Als „oft noch schlimmeren Kampf“ bezeichnet der Augsfelder derweil die Bürokratie als „Papierkrieg“. „Es ist echt Wahnsinn. Leider werden oft unnötige Steine in den Weg gelegt“, verweist er unter anderem auf eine von der Rentenversicherung abgelehnte MBO-Reha, die erst nach einem Widerspruch genehmigt wurde – dann gleich für fünf Wochen. „Solche Beispiele gibt es leider haufenweise“, ergänzt seine Frau Isolde. Ebenso müssen sich die Eheleute mit dem Autounfall an sich immer noch beschäftigen. „Mich ärgert, dass sich trotz Appelle der Polizei nur eine Zeugin gemeldet hat, und dass obwohl an der Kreuzung zum Unfallzeitpunkt reger Verkehr herrschte“, schüttelt Thomas Häußinger deshalb nur den Kopf. „Das verstehe ich nicht. Aber es ist irgendwie typisch: Keiner will da mit reingezogen werden, auch wenn der Unfall gesehen wurde.“
Der Unfall ist leider längst noch nicht abgeschlossen. Rechtsanwälte und Gericht beschäftigen sich immer noch damit. Bei der ersten Verhandlung im November wurde laut Zeugenaussage allerdings deutlich, dass die Ampel bei ihm „grün“ leuchtete.
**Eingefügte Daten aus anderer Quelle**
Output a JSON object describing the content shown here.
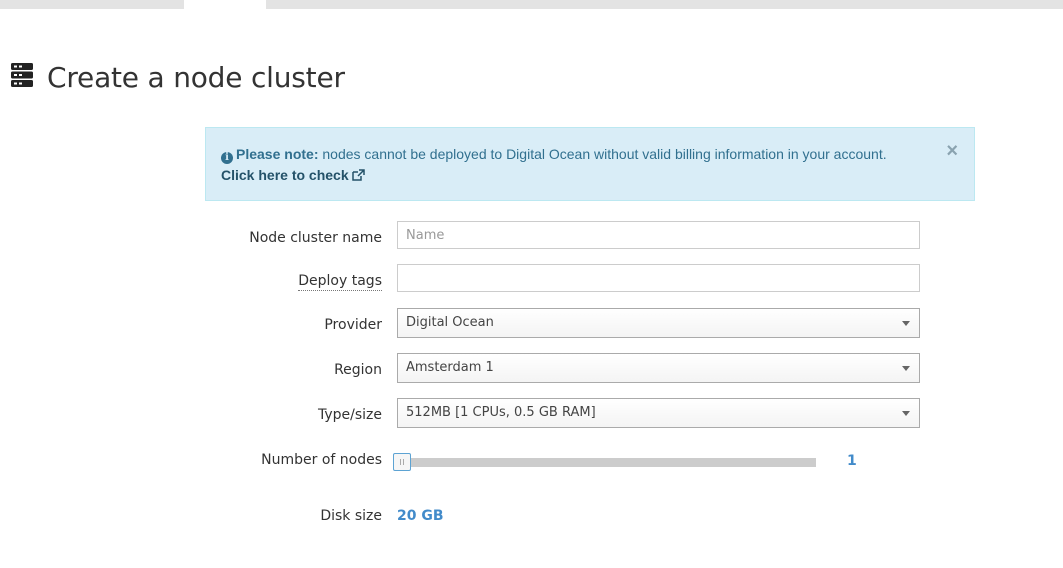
{
  "page": {
    "title": "Create a node cluster",
    "title_icon": "server-icon"
  },
  "alert": {
    "icon": "info-circle-icon",
    "strong": "Please note:",
    "message": " nodes cannot be deployed to Digital Ocean without valid billing information in your account.",
    "link_text": "Click here to check",
    "link_icon": "external-link-icon",
    "close": "×"
  },
  "form": {
    "name": {
      "label": "Node cluster name",
      "value": "",
      "placeholder": "Name"
    },
    "tags": {
      "label": "Deploy tags",
      "value": ""
    },
    "provider": {
      "label": "Provider",
      "selected": "Digital Ocean"
    },
    "region": {
      "label": "Region",
      "selected": "Amsterdam 1"
    },
    "size": {
      "label": "Type/size",
      "selected": "512MB [1 CPUs, 0.5 GB RAM]"
    },
    "nodes": {
      "label": "Number of nodes",
      "value": "1",
      "fraction": 0
    },
    "disk": {
      "label": "Disk size",
      "value": "20 GB"
    }
  },
  "colors": {
    "alert_bg": "#d9edf7",
    "alert_text": "#31708f",
    "accent": "#428bca"
  }
}
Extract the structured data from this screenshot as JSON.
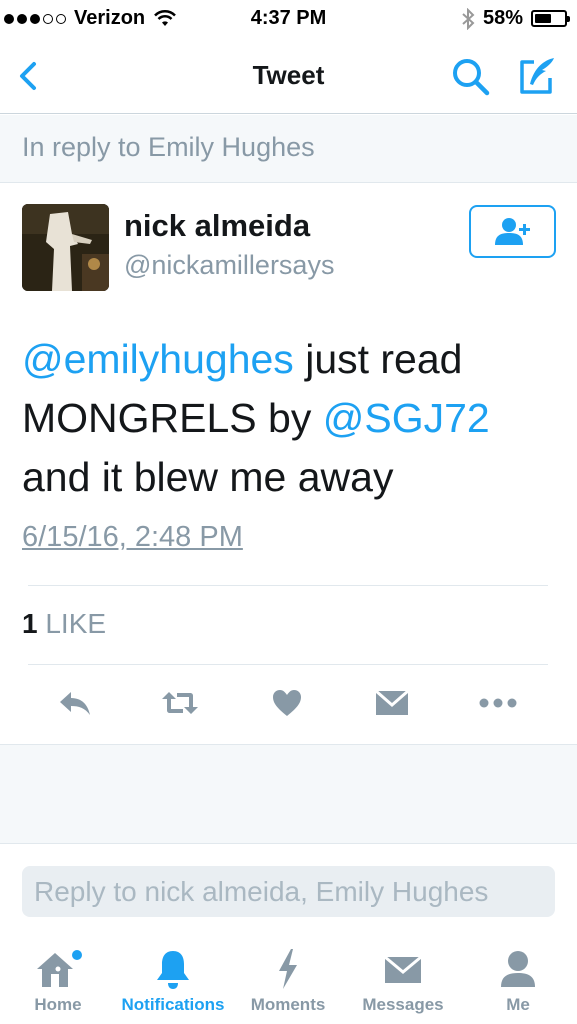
{
  "status_bar": {
    "carrier": "Verizon",
    "time": "4:37 PM",
    "battery": "58%",
    "battery_level": 0.58
  },
  "nav": {
    "title": "Tweet"
  },
  "in_reply_to": "In reply to Emily Hughes",
  "tweet": {
    "name": "nick almeida",
    "handle": "@nickamillersays",
    "text_parts": [
      {
        "text": "@emilyhughes",
        "mention": true
      },
      {
        "text": " just read MONGRELS by ",
        "mention": false
      },
      {
        "text": "@SGJ72",
        "mention": true
      },
      {
        "text": " and it blew me away",
        "mention": false
      }
    ],
    "timestamp": "6/15/16, 2:48 PM",
    "like_count": "1",
    "like_label": "LIKE"
  },
  "reply_placeholder": "Reply to nick almeida, Emily Hughes",
  "tabs": [
    {
      "label": "Home",
      "icon": "home-icon"
    },
    {
      "label": "Notifications",
      "icon": "bell-icon"
    },
    {
      "label": "Moments",
      "icon": "lightning-icon"
    },
    {
      "label": "Messages",
      "icon": "envelope-icon"
    },
    {
      "label": "Me",
      "icon": "person-icon"
    }
  ],
  "colors": {
    "accent": "#1da1f2",
    "muted": "#8899a6",
    "text": "#14171a"
  }
}
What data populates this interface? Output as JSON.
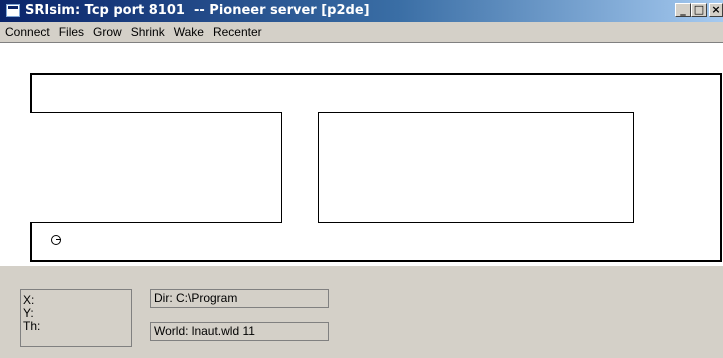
{
  "window": {
    "title": "SRIsim: Tcp port 8101  -- Pioneer server [p2de]",
    "minimize_glyph": "_",
    "maximize_glyph": "□",
    "close_glyph": "×"
  },
  "menu": {
    "items": [
      "Connect",
      "Files",
      "Grow",
      "Shrink",
      "Wake",
      "Recenter"
    ]
  },
  "status": {
    "x_label": "X:",
    "y_label": "Y:",
    "th_label": "Th:",
    "dir": "Dir: C:\\Program",
    "world": "World: lnaut.wld  11"
  },
  "colors": {
    "titlebar_start": "#0a246a",
    "titlebar_end": "#a6caf0",
    "window_bg": "#d4d0c8",
    "canvas_bg": "#ffffff"
  }
}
Aufgrund der Umstellung eine Woche zuvor wurde seines Erachtens „einseitig ermittelt“ und auch „einiges verdreht. Wir sind sicher nicht beim ,Tatort’“, sagt Häußinger. „Aber einiges ist da leider schon seltsam gelaufen, dass der Unfall bisher nicht aufklärbar ist.“ Diese Tatsache belaste ihn zusätzlich und mache ihn mit der Zeit mürbe.
Zurück zu Michael Schumacher. „Ich bin zwar kein echter Formel 1-Fan, aber ich hoffe für Schumi, dass das auch bei ihm klappt und er sich zurück kämpft“, drückt Thomas Häußinger dem Kerpener beide Daumen. Gleichzeitig dankt er allen, „die an mich gedacht, mitgehofft und an mich geglaubt haben. Meiner Familie, meinen Freunden, den Fußballern von Augsfeld, Stettfeld, Holzhausen oder Hofheim, den Ersthelfern und Rettungsdienst, dem Team der Intensivstation Schweinfurt, dem Krankenhausseelsorger Pfarrer Franz Feineis, Diakon Manfred Griebel, und natürlich auch meinen jetzigen Ärzten und Therapeuten.“
Häußinger richtet seinen Blick längst wieder nach vorne. „Schaun mer mal, was die Zeit so bringt“, sagt er abschließend. Dafür braucht er wieder beziehungsweise noch immer, auch wenn er es nicht mehr hören kann und will, viel, viel Geduld.